Mourenx (France) (AFP) – Effluves de curry, de pop-corn ou d’ail: dans le bassin industriel de Lacq (Pyrénées-Atlantiques), riverains et industriels apprennent un langage commun des « nez », afin de détecter d’éventuels dysfonctionnements dans les usines environnantes, comme ceux d’un méthaniseur en octobre.
Les languettes, similaires à celles des parfumeries, font le tour de la table. À Lacq, non loin du plus grand gisement de gaz naturel exploité dans le Sud-Ouest pendant 60 ans, une quinzaine de personnes se réunit chaque mois pour des « séances de révisions » olfactives.
Sarah Le Bail, ingénieure d’études pour Atmo Nouvelle-Aquitaine, l’organisme qui surveille la qualité de l’air, anime cet « Observatoire des odeurs du Bassin de Lacq » créé en 2016, après une recrudescence de plaintes de riverains.
Fin octobre encore, une cinquantaine de manifestants ont dénoncé les odeurs « pestilentielles » d’une usine de production de biogaz de TotalEnergies. La direction du site a reconnu un « problème de stockage des déchets végétaux » et promis de trouver des solutions.
L’idée est simple: former les premiers concernés à un langage commun, pour donner des noms de molécules chimiques spécifiques à des odeurs, plutôt que de parler en évocations, trop personnelles.
Alertes en temps réel
En cas de pics d’intensité, une plateforme commune, baptisée Signal’Air, recueille les alertes. Elles parviennent en temps réel aux unités de contrôle des entreprises qui, à partir d’un certain seuil, lancent des vérifications.
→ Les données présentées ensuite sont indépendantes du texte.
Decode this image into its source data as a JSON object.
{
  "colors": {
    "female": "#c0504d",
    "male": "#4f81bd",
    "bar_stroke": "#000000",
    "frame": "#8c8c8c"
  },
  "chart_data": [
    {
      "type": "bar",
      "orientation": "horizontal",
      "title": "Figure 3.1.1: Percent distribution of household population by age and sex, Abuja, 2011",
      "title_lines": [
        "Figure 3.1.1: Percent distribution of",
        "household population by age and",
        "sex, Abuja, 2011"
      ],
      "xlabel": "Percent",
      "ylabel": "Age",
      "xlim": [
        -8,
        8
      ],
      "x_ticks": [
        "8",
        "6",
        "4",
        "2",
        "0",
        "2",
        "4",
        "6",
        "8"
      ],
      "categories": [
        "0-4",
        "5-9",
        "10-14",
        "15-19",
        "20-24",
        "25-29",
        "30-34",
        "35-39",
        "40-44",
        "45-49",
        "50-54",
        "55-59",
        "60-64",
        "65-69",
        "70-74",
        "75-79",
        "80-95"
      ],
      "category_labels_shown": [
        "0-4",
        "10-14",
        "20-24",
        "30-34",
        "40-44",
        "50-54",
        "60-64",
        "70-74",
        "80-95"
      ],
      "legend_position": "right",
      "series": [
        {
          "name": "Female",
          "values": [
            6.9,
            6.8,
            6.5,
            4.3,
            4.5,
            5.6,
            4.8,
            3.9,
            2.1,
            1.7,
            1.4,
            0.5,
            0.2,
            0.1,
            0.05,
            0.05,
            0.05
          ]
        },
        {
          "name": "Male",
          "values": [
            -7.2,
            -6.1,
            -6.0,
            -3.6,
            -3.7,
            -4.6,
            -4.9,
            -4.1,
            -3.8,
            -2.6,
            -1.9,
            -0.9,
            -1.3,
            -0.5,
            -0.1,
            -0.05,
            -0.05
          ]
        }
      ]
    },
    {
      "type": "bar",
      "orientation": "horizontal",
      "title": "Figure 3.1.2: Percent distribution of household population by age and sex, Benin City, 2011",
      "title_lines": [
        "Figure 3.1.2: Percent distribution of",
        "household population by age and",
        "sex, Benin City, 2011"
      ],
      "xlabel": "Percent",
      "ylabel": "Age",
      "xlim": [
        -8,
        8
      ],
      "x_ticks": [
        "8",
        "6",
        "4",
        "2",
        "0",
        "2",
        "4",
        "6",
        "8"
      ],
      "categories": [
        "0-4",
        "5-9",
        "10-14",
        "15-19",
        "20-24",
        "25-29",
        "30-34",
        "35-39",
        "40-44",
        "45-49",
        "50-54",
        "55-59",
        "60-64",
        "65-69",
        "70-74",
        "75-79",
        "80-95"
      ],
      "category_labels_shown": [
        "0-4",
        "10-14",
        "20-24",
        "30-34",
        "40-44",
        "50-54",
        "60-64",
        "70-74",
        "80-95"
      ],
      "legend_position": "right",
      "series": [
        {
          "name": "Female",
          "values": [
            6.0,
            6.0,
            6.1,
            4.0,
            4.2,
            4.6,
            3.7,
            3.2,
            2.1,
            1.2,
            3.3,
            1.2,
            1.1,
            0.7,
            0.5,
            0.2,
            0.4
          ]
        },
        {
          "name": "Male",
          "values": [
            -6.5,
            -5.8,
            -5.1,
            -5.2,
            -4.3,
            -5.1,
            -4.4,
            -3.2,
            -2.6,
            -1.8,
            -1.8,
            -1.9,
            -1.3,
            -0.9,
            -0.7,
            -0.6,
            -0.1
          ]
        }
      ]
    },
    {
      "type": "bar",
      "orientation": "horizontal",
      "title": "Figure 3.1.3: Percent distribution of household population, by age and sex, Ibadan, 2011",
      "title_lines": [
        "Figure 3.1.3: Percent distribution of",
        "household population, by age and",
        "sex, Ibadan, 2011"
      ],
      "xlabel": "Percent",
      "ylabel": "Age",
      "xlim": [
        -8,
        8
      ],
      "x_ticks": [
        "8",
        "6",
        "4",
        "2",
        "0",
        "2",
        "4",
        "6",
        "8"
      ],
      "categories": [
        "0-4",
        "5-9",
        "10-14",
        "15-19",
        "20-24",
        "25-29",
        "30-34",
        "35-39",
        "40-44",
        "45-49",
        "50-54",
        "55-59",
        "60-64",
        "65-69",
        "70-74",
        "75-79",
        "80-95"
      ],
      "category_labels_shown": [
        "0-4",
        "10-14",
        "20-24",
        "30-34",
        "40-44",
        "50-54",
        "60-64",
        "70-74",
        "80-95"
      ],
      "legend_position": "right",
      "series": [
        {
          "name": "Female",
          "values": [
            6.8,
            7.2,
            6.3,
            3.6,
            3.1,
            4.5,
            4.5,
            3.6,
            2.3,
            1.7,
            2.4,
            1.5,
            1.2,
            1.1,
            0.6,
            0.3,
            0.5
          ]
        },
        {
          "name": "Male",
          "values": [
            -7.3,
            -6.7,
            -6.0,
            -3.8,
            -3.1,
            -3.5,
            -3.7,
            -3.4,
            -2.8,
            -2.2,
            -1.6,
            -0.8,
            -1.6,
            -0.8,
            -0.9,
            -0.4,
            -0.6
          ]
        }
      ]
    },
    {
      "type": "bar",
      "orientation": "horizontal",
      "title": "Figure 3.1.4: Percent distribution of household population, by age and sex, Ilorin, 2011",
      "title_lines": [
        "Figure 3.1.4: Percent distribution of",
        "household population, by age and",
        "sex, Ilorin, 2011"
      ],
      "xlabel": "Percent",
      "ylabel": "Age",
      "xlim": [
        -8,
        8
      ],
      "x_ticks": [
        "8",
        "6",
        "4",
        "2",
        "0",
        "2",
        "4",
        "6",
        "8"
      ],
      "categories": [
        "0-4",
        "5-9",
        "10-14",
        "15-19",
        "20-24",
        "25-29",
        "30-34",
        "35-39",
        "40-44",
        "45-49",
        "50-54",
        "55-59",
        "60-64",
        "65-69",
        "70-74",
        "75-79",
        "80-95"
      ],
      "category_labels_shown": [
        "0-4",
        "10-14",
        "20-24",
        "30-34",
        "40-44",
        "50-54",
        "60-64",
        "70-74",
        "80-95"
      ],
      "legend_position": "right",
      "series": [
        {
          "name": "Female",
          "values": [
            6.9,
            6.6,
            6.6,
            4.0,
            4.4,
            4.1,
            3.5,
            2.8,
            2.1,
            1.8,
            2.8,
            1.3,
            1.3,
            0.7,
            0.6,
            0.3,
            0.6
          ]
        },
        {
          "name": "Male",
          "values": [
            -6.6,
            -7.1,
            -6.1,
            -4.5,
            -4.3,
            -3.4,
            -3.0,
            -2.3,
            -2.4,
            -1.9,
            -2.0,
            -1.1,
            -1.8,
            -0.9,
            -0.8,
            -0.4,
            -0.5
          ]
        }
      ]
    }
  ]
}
« Sans ce langage, on aurait un afflux de signalements hétéroclites qui ne permettraient pas d’objectiver les choses », explique Yves Le Borgne pour UniversLacq, association qui regroupe 15 industriels du bassin.
« On a dressé une carte d’identité olfactive des entreprises, afin de pouvoir leur rattacher des odeurs », poursuit Sarah Le Bail. Les industries de Lacq, réparties en quatre plateformes, représentent un tiers de la chimie en Nouvelle-Aquitaine.
Récemment, des odeurs signalées ont permis de détecter la saturation de l’usine de traitement des effluents de différentes usines. « On envoyait tous nos effluents au même moment, donc il a suffi de se coordonner sur les heures pour éviter que ça se reproduise », fait valoir Yves Le Borgne, par ailleurs chargé de communication de Sobegi, fabricant de produits chimiques, filiale du groupe Total.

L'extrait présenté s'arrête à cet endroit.